Validating Elastic Beanstalk worker tier cron schedules

If you’ve worked with Elastic Beanstalk worker tiers, you may be familiar with the cron.yaml file, which sqsd uses to send jobs to your app. I recently deployed a new version of a Rails app to our worker tier environment, and the deploy failed, and hard.

I’ve had bad deploys before, but one nice thing about Elastic Beanstalk is that the previous version of your app continues running if a deployment fails. Not this time though. The deployment failed and took everything down with it, including the previous (and should-be-still-running) version of the app.

This seemed very strange, so I tried re-deploying the previous version, which had been running just a few minutes prior, but that deployment failed too.

Now, I’m writing this based on my memory from a couple months ago, so bear with me here if the details aren’t 100%. I believe I checked systemctl status sqsd.service and was directed to run journalctl -xe. I think I tried starting sqsd manually using the command shown in the journalctl output (/opt/elasticbeanstalk/lib/ruby/bin/aws-sqsd start).

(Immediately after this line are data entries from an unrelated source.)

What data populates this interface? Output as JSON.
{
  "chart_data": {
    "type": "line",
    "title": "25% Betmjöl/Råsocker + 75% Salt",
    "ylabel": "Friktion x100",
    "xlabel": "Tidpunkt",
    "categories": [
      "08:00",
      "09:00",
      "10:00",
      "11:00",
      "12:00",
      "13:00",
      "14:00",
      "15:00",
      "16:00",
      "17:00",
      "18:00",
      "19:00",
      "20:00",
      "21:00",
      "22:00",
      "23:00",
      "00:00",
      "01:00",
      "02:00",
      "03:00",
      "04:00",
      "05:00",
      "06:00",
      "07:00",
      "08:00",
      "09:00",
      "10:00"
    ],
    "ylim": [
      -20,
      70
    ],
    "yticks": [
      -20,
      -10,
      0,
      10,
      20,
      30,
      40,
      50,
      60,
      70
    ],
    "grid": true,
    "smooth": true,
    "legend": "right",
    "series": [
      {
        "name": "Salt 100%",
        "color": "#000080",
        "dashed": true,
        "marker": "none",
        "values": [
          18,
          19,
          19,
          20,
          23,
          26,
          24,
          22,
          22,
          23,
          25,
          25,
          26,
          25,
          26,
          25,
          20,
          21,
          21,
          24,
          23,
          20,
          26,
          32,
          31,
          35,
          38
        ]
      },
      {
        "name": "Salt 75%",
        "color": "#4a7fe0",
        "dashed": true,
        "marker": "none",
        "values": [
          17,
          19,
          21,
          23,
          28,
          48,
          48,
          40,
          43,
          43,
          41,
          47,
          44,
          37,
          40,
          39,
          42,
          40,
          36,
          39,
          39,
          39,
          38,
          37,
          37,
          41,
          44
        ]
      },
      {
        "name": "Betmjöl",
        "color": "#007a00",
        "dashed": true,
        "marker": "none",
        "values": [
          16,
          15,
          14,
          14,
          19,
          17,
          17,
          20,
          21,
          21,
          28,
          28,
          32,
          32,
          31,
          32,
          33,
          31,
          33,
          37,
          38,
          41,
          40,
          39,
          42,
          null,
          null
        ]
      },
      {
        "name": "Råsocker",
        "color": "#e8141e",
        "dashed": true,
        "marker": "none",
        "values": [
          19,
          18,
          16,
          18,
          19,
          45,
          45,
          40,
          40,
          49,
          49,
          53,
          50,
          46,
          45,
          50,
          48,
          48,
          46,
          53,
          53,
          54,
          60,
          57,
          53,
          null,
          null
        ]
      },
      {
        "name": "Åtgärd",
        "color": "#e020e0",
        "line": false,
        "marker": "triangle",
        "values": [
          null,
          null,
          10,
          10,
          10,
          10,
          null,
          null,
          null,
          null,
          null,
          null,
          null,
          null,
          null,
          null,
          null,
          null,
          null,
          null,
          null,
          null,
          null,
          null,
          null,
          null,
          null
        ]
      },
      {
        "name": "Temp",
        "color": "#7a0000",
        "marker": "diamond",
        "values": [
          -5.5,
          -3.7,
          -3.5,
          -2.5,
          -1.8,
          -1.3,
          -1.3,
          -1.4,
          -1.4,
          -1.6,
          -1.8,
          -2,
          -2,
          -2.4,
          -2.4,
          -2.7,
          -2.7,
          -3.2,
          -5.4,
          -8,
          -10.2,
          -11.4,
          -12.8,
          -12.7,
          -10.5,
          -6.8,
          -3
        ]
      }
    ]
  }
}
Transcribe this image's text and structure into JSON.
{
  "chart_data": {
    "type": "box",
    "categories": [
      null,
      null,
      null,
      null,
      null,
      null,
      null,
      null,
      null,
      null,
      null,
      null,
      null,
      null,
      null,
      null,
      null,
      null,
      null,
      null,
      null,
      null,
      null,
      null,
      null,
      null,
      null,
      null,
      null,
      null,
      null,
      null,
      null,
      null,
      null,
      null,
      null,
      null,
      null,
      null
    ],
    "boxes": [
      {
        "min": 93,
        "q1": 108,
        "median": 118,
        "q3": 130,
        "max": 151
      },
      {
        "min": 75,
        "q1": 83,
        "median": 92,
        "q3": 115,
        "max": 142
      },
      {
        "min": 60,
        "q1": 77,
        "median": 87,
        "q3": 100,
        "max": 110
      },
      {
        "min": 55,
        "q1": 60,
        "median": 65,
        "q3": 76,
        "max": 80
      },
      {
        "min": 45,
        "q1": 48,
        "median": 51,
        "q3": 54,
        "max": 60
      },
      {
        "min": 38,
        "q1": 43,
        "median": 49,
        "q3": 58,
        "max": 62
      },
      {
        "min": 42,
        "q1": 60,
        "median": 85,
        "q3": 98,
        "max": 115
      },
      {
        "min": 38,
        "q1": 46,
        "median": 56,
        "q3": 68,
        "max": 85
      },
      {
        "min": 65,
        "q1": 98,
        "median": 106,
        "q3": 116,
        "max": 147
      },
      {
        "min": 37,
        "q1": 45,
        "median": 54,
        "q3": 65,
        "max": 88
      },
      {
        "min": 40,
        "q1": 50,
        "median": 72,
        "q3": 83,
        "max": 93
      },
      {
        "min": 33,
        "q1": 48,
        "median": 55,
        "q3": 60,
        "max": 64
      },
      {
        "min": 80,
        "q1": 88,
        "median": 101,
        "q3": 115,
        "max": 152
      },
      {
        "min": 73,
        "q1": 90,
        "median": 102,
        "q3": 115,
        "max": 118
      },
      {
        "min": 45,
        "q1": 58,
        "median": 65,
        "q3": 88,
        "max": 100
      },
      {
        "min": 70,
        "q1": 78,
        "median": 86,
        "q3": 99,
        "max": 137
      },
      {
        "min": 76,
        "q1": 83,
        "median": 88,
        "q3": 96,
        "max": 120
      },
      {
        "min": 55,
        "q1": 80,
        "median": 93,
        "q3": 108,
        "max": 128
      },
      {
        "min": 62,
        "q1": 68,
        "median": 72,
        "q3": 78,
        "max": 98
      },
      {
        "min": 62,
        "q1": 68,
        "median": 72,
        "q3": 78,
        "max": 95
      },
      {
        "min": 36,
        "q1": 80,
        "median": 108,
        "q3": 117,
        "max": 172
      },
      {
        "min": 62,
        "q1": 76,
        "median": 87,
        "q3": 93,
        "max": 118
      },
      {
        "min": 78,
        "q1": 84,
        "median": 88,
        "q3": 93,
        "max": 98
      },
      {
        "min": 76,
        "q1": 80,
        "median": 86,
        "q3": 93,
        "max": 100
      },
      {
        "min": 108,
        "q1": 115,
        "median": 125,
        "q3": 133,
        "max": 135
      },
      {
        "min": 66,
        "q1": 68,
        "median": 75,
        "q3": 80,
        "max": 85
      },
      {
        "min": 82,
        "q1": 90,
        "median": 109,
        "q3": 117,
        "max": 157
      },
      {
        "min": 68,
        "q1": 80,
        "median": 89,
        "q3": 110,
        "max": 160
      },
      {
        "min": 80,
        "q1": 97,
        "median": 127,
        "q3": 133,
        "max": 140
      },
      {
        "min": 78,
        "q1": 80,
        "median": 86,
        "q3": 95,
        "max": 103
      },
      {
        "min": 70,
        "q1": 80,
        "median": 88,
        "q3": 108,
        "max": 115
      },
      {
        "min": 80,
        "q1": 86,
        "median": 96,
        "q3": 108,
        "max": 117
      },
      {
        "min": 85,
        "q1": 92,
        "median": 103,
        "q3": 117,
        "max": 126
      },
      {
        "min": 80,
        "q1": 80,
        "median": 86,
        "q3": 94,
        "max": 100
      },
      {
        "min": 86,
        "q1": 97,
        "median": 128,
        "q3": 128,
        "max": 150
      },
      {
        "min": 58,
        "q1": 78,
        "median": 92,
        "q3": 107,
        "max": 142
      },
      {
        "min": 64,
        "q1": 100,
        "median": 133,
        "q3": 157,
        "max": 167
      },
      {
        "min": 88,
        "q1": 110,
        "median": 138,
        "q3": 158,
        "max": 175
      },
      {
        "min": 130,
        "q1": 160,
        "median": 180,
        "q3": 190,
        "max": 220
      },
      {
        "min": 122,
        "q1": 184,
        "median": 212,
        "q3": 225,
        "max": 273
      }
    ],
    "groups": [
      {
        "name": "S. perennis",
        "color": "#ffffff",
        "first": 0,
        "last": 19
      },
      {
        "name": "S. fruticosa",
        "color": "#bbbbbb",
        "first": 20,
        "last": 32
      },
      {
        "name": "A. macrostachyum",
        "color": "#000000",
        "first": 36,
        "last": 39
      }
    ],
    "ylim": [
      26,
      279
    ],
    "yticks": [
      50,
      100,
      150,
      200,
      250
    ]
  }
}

Regardless, at some point I saw this (or a similar) message:

Failed of parsing file 'cron.yaml', because: min out of range (ArgumentError)

I had just added a new job to the cron.yaml file in the latest deployment, but I couldn’t find anything wrong with it. The schedule value seemed fine and was identical to the schedule of another job, but set for a couple minutes later.

After more digging, I found that the problem was coming from inside sqsd, the worker-tier daemon that delivers messages from an SQS queue to the app. I found the sqsd code on the machine¹ and started adding logging output to find exactly where it was failing.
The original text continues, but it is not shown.